Grand Theft Grandpa

Quite why anyone would actually want to go back in time and shoot their own grandfather is beyond me. It's said so glibly and yet I'm forced to think that even if I possessed a time machine and a desire for grandpatricide, I would have absolutely no idea how to go about procuring a gun.

Nevertheless this rather bloodthirsty scenario is often cited as a clinching proof of the impossibility of time travel. I'm not so sure. I feel sure it could be solved given the application of Many Worlds Theory (MWT). Broadly put, Many Worlds Theory states that everything that can happen, did happen. That is not to say that the universe is watching and decides to split in two every time you toss a coin; it's more that at a very basic quantum level everything happens. We can work upwards from that. This means that Schrödinger's famous cat is alive in one universe and dead in another - no spooky co-existence in both states until observed is necessary.

Mind you, I wouldn't be surprised if the sort of people who go around locking a cat in a box with a vial of prussic acid aren't the same sort of sickos who might indeed entertain thoughts of popping a cap in grandpa's ass just for the hell of it.

Anyway, all that happens under MWT is that they go back and terminate grandpa only to return to their own time and discover that they're in a universe in which grandpa was killed and subsequently their branch of the family doesn't exist.

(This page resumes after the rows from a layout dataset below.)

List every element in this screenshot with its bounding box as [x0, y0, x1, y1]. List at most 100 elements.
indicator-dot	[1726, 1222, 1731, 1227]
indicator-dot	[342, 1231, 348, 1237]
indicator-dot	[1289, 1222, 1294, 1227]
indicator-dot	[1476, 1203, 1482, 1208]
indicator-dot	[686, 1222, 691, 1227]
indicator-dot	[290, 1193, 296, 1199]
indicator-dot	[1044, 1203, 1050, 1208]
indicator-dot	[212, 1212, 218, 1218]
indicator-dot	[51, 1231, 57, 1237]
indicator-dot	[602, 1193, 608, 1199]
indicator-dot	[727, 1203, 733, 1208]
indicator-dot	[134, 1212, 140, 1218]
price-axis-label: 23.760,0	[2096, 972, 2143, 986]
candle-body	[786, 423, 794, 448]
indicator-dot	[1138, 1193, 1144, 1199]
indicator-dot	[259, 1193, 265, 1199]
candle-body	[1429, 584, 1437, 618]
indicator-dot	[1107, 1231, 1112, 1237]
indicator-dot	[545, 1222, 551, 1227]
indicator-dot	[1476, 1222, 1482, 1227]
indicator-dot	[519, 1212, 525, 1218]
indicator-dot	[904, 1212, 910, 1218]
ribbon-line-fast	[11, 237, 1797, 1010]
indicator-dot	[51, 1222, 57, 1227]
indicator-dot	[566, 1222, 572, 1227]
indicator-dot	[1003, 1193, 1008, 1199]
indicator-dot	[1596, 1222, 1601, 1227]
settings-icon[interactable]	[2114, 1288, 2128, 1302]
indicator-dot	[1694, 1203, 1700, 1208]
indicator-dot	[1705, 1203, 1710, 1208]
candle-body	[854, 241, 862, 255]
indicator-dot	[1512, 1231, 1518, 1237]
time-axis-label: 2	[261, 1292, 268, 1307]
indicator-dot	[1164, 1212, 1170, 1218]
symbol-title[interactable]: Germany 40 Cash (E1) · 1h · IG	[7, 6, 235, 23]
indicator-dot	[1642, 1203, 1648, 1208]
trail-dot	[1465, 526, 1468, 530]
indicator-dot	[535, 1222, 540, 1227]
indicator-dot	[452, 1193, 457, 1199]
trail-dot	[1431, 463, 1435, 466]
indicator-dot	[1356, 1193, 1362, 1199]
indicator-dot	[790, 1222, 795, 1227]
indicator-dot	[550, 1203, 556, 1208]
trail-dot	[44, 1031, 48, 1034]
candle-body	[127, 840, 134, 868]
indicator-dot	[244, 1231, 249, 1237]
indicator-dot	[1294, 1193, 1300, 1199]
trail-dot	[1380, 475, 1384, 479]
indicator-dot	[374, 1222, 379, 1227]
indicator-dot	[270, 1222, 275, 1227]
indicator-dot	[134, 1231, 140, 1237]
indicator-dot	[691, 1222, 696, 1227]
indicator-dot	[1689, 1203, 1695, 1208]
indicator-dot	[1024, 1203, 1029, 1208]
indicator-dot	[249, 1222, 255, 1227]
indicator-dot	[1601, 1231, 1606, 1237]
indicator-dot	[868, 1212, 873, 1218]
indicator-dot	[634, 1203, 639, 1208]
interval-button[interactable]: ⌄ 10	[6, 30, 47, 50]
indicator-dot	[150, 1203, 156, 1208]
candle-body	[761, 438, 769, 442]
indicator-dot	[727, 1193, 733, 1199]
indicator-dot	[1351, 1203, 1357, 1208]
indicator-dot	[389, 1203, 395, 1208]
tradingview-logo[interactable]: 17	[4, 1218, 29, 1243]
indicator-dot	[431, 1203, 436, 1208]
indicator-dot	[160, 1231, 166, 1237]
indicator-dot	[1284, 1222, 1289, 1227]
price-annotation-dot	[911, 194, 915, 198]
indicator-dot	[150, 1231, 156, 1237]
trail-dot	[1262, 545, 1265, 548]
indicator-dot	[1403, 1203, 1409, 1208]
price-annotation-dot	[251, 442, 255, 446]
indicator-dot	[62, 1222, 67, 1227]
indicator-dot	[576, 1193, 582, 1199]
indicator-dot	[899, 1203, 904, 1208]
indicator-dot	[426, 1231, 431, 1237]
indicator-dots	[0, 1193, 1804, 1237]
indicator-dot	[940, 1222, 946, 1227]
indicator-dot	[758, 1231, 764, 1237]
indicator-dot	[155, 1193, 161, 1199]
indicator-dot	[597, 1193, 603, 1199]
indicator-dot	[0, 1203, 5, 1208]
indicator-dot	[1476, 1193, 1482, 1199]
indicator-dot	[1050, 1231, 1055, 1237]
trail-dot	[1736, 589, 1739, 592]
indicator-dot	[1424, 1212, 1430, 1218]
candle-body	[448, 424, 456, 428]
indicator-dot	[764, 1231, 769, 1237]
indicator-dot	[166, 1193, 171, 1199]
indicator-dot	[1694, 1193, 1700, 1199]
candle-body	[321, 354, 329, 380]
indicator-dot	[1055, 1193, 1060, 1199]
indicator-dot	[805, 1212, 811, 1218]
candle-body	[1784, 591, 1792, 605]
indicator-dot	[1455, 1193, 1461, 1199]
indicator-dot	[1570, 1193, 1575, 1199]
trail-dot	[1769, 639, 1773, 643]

This doesn't mean that they've changed history; their original world of departure still exists and some might say it's now a far better place for the absence of a gun toting time travelling maniac.

MWT also has some other interesting side effects. Have you ever wondered why you're not dead yet? Seriously, loads of other people have died, why not you? Or me?

Maybe we already have in some of the many worlds; the thing is that in those worlds there's no spark of consciousness for us to inhabit so we don't notice them. We only remain aware of those worlds where we carry on existing. In theory this means that every one of us is going to live to a ripe old age where we consider how lucky we are to have dodged all those bullets.

However, just because we've ended up in a Very Old People's Home in one world there's no reason whatsoever that any of our contemporaries will end up in that same world. In many of the other worlds people will have seen us die but from our point of view we're fine - this is almost the Anthropic Principle applied on a personal level. I'm all right Jack, and so are you, but not necessarily in the same universe.

I do hope the Very Old People's Home isn't filled with octogenarians rambling on about how they narrowly escaped death back in their twenties when a mysterious stranger appeared in their bedroom and tried to shoot them.


Forever my problem with "the Terminator" films. In fact I wrote a play on the very subject,where a future of emasculated men send back an assassin to kill the women in the past whose ideas elevated women and gay men to all the seats of power... Unfortunately for the assassin he lands in a sink Council estate... It never got produced, despite my marvellous set design as a cross between Mondrian and the set for "Dogville"...

You might be v. interested in a book called "Sum" 40 short tales of the afterlife by a neuroscientist called David Eagleman. I think it will be right down your strasse.

Schroedinger's Cat does not appear in nearly enough art in my opinion.
Catmachine said…
Thanks for recommending "Sum" - have ordered it. I'll try and put it near the top of the "to read" pile (I don't seem to get enough pageface time these days).